Her boyfriend was everything in her life. He was the last one she thinks of when she goes to bed, and the first one that comes to her mind when she opens her eyes in the morning. Every morning, she makes sure that she sends him a warm morning text, and to remind him how much she loves and cares for him.
Suddenly, all that sweet moments had gone with the wind. For Stella to cope with the breakup’s pain, she can either give in to the despair and loneliness, or face it directly and stand again on her feet stronger and more experienced than before. If she gives in to negative thoughts, she will likely suffer from emotional and even physical problems.
Standing tall in the face of such a horrible breakup won’t be easy, but her efforts will pay off ten-folds in the near future. If you have gone through the same experience you only need to abide by the following techniques, in order for you to survive the split and make him regret losing you.
1- Accept where you are standing right now, but just know that it is temporary.
You need to know that the intensified feelings of anger, sadness and rejection are normal at this stage. Don’t ignore them, don’t pretend they don’t exist. The more you acknowledge them, and accept that it is a normal phase, and that it will be gone in a few weeks, the faster they will fade away.
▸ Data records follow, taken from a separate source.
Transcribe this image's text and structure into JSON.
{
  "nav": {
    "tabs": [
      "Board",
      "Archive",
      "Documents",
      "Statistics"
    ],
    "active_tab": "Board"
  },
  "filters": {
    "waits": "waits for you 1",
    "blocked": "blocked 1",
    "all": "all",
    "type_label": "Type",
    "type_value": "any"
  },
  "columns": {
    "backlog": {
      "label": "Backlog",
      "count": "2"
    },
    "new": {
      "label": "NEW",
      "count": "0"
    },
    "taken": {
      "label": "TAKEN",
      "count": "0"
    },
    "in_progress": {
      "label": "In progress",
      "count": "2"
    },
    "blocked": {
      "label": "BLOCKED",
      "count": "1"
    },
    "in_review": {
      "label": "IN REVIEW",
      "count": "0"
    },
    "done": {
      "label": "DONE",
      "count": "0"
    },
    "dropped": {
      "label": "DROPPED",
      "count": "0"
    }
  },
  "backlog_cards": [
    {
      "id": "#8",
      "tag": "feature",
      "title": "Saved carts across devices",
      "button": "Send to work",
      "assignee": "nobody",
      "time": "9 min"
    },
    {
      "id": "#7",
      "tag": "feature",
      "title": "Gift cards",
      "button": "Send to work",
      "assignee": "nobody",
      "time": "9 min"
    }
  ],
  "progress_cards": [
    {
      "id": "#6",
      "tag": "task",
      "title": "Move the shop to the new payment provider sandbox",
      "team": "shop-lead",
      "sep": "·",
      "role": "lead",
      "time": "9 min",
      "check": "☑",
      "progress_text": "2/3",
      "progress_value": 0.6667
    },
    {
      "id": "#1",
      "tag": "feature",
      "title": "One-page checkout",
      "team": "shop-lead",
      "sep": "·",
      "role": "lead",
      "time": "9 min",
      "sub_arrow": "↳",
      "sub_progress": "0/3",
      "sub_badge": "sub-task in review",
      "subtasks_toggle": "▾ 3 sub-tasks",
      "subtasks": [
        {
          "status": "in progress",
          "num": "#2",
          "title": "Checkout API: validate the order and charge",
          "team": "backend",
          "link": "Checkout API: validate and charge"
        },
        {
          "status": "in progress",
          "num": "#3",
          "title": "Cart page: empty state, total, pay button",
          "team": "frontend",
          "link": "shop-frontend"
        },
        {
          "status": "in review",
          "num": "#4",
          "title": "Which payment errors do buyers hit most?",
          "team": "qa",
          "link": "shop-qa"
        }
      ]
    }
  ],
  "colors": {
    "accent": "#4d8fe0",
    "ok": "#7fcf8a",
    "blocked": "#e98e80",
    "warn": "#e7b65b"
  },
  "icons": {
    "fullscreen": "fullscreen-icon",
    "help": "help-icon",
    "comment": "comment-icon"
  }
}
These feelings of rejection are real right now. So, don’t deny their existence. As the relationship’s expert Bob Grant says in his ground breaking book “Feeling the pain is inevitable. However, suffering is optional”. Simply, keep in your mind, that those bitter feelings, will diminish as long as you talk positively to yourself. Just feed your mind with positive thoughts, and have a strong believe that there is a joyful life waiting for you in a few weeks ahead.
2- Make happiness your goal:
Happiness is just waiting for you around the corner. It is waiting for you to break free from the bad thoughts, and just see the light at the end of the tunnel. You only need to focus on what makes you happy during this painful time. It doesn’t need to be something extraordinary; it can be small things of the ordinary life events. Such as, enjoying the sunrise or reading an interesting book to lift your self-confidence. Don’t lock yourself in your room; it won’t do you any good.
Instead, embrace your social life. Hang out with your close friends, talk with them over a cup of coffee, laugh with them on the jokes they exchanged. Enjoy these small moments, seek larger ones. The more you cherish, appreciate, and acknowledge what makes you happy, the farther you walk away from that dark time.
3- Picture A Happy Image Of Yourself In The Near Future.
The moment you become aware of the things that bring you joy, mentally visualize yourself being happy all the time. Mentally picture what you are doing; what there is around you, what best mood you want to see yourself in. That new life is only a few weeks, if not days away from you.
Happiness is the only resort you can rely on, that will make you the winner in the breakup. Happiness is the best revenge, but it only occurs when you focus on yourself, instead of your ex’s. Who knows? He’s probably tormented by the feelings of regret.
That’s because it is a relationship pattern that spontaneously shows up simply because men are true to their male nature. They don’t know the value of what they have, until they lose it. It is the smart and wise woman who learns about how to pick up on those signals of regrets, and eventually triumphs and gets what she wants out of her relationship with a man.